Jeudi 9 mars 2017, par Dominique-hélène Lemaire

Guernica

« Picasso colombe au laurier
Fit Guernica la mort aux cornes
Pour que dans un monde sans bornes
La nuit ne vienne plus jamais
La nuit ne vienne plus jamais
La nuit ne vienne plus jamais » – Jean Ferrat

José Perez est traducteur, poète-partisan, et conférencier. Nous avons applaudi son précédent spectacle en octobre dernier au théâtre de la Clarencière. Il mettait en scène la poésie de Garcia Lorca, et ce fut un triomphe ! La salle, ce soir, est à nouveau comble. « Le rôle des poètes, c’est d’y croire ! »

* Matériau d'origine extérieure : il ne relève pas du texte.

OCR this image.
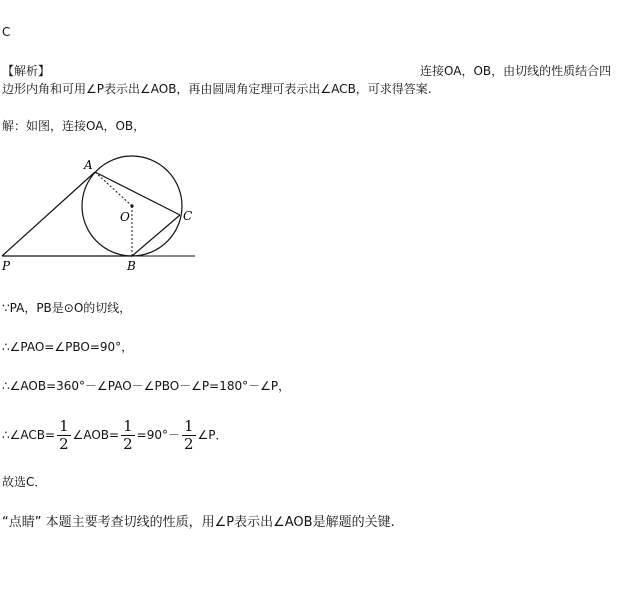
C
【解析】	连接OA，OB，由切线的性质结合四
边形内角和可用∠P表示出∠AOB，再由圆周角定理可表示出∠ACB，可求得答案.
解：如图，连接OA，OB，
A
O	C
P	B
∵PA，PB是⊙O的切线，
∴∠PAO=∠PBO=90°，
∴∠AOB=360°－∠PAO－∠PBO－∠P=180°－∠P，
∴∠ACB= $\frac{1}{2}$ ∠AOB= $\frac{1}{2} =90^\circ- \frac{1}{2}$ ∠P．
故选C．
“点睛” 本题主要考查切线的性质，用∠P表示出∠AOB是解题的关键.
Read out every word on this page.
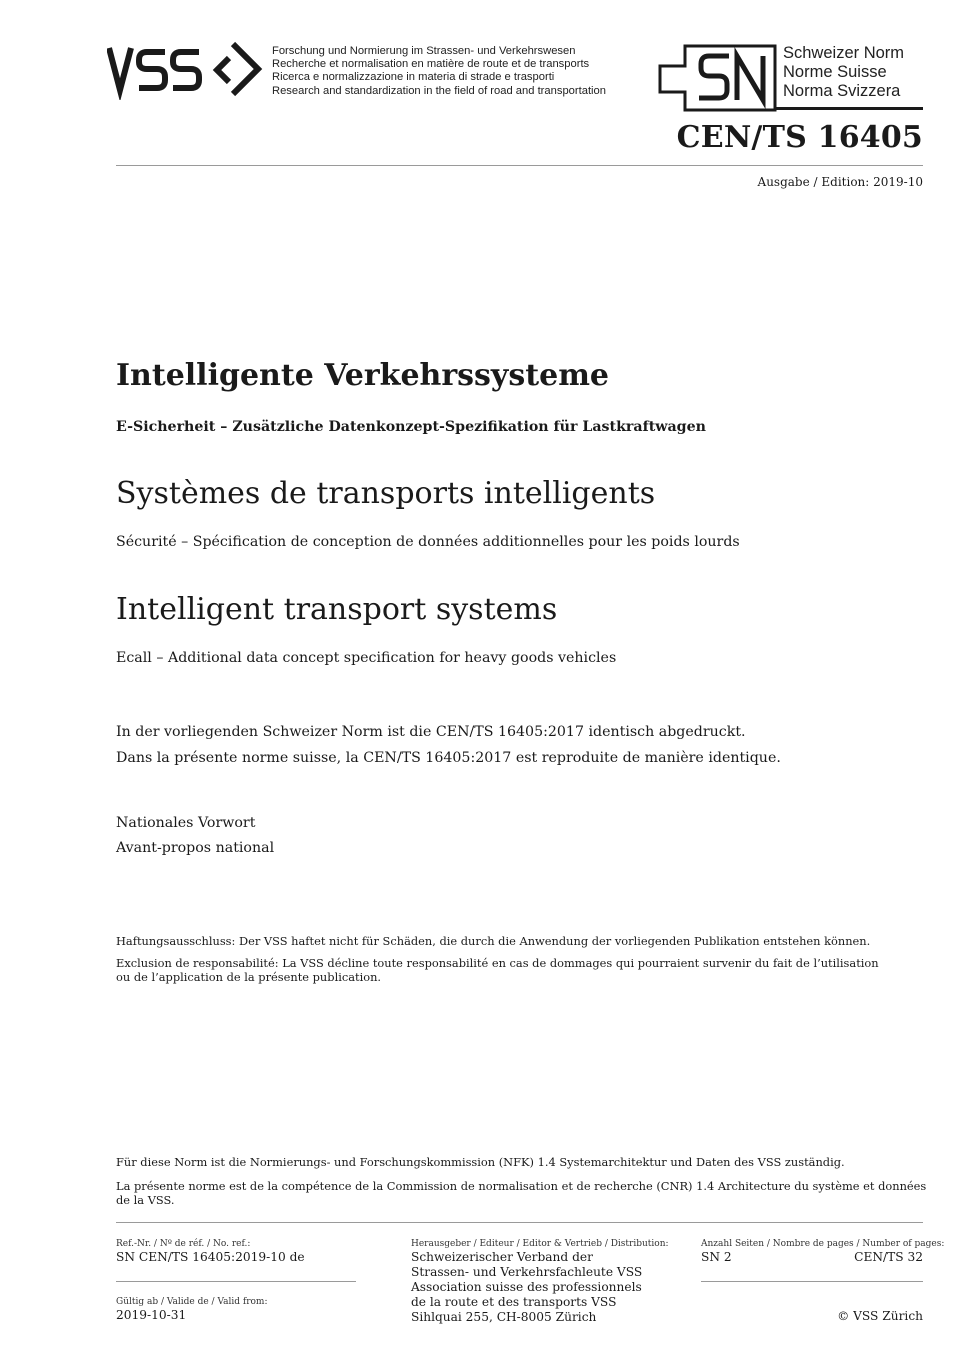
Forschung und Normierung im Strassen- und Verkehrswesen
Recherche et normalisation en matière de route et de transports
Ricerca e normalizzazione in materia di strade e trasporti
Research and standardization in the field of road and transportation
Schweizer Norm
Norme Suisse
Norma Svizzera
CEN/TS 16405
Ausgabe / Edition: 2019-10
Intelligente Verkehrssysteme
E-Sicherheit – Zusätzliche Datenkonzept-Spezifikation für Lastkraftwagen
Systèmes de transports intelligents
Sécurité – Spécification de conception de données additionnelles pour les poids lourds
Intelligent transport systems
Ecall – Additional data concept specification for heavy goods vehicles
In der vorliegenden Schweizer Norm ist die CEN/TS 16405:2017 identisch abgedruckt.
Dans la présente norme suisse, la CEN/TS 16405:2017 est reproduite de manière identique.
Nationales Vorwort
Avant-propos national
Haftungsausschluss: Der VSS haftet nicht für Schäden, die durch die Anwendung der vorliegenden Publikation entstehen können.
Exclusion de responsabilité: La VSS décline toute responsabilité en cas de dommages qui pourraient survenir du fait de l’utilisation
ou de l’application de la présente publication.
Für diese Norm ist die Normierungs- und Forschungskommission (NFK) 1.4 Systemarchitektur und Daten des VSS zuständig.
La présente norme est de la compétence de la Commission de normalisation et de recherche (CNR) 1.4 Architecture du système et données
de la VSS.
Ref.-Nr. / Nº de réf. / No. ref.:
SN CEN/TS 16405:2019-10 de
Gültig ab / Valide de / Valid from:
2019-10-31
Herausgeber / Editeur / Editor & Vertrieb / Distribution:
Schweizerischer Verband der
Strassen- und Verkehrsfachleute VSS
Association suisse des professionnels
de la route et des transports VSS
Sihlquai 255, CH-8005 Zürich
Anzahl Seiten / Nombre de pages / Number of pages:
SN 2	CEN/TS 32
© VSS Zürich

José Perez est né dans le même quartier de Malaga en Espagne que Picasso. Cela fait 20 ans qu’il méditait de rendre hommage à Guernica, cette toile mythique qui fut une révélation pour lui dès le plus jeune âge, une toile qui fut le témoignage visuel le plus éloquent et le plus fort de l’horreur absolue de la guerre, tant défensive qu’ offensive. Pablo Picasso dit lui-même de ce manifeste : « Cette peinture n’est pas faite pour décorer les appartements. C’est un instrument de guerre, offensif et défensif contre l’ennemi. » Elle symbolise la colère ressentie par le peintre à la mort des innombrables victimes tombées le 26 avril 1937, un jour de marché, à16h30 sous le feu des escadrilles allemandes à la demande du Général Franco. On se souvient de cette célèbre anecdote qui raconte qu’Otto Abetz, alors ambassadeur du régime nazi à Paris, aurait lors d’une visite d’atelier devant une photo de Guernica demandé à Picasso avec colère : « C’est vous qui avez fait cela ? » Et Picasso aurait répondu bravement : « Non… c’est vous ! »

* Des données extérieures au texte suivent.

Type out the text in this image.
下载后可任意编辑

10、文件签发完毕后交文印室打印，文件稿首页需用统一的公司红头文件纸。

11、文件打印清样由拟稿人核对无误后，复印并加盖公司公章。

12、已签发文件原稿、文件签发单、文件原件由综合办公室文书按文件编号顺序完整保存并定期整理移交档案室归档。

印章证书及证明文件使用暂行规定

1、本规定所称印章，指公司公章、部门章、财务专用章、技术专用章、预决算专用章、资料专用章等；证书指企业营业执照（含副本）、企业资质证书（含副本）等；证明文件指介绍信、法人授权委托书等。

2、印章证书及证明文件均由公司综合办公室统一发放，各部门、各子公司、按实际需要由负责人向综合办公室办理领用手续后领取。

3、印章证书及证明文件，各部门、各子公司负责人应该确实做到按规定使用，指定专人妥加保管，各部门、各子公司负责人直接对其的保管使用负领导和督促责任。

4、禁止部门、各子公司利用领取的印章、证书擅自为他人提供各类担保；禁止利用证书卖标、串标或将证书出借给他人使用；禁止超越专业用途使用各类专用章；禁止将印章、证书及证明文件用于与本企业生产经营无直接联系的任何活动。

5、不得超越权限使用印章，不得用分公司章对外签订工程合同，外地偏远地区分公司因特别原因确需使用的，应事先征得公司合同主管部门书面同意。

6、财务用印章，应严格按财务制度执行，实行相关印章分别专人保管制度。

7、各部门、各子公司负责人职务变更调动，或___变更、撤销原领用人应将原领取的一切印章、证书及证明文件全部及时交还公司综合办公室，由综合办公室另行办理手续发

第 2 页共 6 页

José Perez ne croit pas aux tables qui tournent ni à aucune bondieuserie, mais il croit dans le Diable et conte l’histoire du Mal : « Et puis le diable s’en était pris à mon village »,raconte-t-il, alors que l’innocent village basque préparait une noce ! La toile fut exposée il y a 80 ans au Pavillon espagnol de l’Exposition internationale à Paris en 1937. On ne peut passer cet anniversaire sous silence !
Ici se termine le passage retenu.